Risks are associated with childbirth but more so with cesarean delivery. Women who give birth via cesarean section, for instance, are at risk of wound infections, severe blood loss that may require blood transfusion and problems with later pregnancies.

It is widely believed that inducing labor, raises a woman's risks for giving birth via c-section but a new study conducted by Khalid Khan, from the Queen Mary University of London in the United Kingdom, and colleagues, challenges this view.

For the study published in the Canadian Medical Association Journal (CMAJ) April 28, the researchers reviewed 157 studies published between 1975 and 2012 which involved over 31,000 births to determine whether the risks of giving birth via cesarean delivery is increased or reduced following induced labor.

The researchers found that inducing labor in pregnant women decreases their likelihood to give birth via cesarean section by 12 percent compared to when their doctors opt for a wait-and-see approach. The reduced risks for C-section, however, only apply for term and post-term pregnancy and not for preterm births.

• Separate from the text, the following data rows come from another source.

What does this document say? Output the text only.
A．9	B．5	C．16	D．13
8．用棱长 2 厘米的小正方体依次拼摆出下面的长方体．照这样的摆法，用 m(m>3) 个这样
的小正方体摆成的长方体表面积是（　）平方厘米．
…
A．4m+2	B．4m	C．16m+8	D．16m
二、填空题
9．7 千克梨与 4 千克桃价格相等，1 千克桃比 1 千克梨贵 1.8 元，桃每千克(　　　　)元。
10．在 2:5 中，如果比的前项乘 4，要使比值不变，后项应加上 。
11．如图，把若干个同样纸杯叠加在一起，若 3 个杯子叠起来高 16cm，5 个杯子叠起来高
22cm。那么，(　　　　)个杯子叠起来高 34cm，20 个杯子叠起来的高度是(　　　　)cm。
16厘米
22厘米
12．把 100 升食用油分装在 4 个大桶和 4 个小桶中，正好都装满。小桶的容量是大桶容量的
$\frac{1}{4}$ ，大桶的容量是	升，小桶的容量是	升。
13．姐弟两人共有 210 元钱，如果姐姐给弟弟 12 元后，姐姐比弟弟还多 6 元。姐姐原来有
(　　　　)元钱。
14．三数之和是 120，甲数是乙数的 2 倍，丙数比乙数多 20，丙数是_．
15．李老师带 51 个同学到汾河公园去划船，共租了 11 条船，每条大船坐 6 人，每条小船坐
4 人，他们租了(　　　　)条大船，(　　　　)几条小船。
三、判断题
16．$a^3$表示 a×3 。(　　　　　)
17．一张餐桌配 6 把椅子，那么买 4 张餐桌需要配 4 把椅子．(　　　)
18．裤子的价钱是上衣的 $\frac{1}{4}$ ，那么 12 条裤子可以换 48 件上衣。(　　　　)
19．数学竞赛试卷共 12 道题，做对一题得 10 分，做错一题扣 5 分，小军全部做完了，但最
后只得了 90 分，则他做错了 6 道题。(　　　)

"The risk of cesarean delivery was lower among women whose labor was induced than among those managed expectantly in term and post-term gestations. There were benefits for the fetus and no increased risk of maternal death," the researchers wrote.

The researchers also noted that while the drug prostaglandin E2, which is commonly used in the UK, Canada and the United States to induce delivery, is associated with reduced risks for abdominal delivery, other methods of labor induction such as the use of the hormone oxytocin and amniotomy, which involves the deliberate rupturing of the amniotic sac to speed up labor, do not reduce risks for C-section delivery.

The researchers also noted that cesarean birth is less likely to happen when labor is induced for both high risk and low risk pregnancies. Women whose labor was induced also had 50 percent reduced risks of fetal death. The newborn is also 14 percent less likely to be admitted to the neonatal intensive care unit.

Labor induction occurs in 20 percent of all births. Labor may be induced for a number of reasons including fetal distress, premature rupture of membrane and overdue pregnancy. Pregnant women with diabetes or suffer from preeclampsia, a condition characterized by high blood pressure after the 20th week of pregnancy, are also likely to be induced.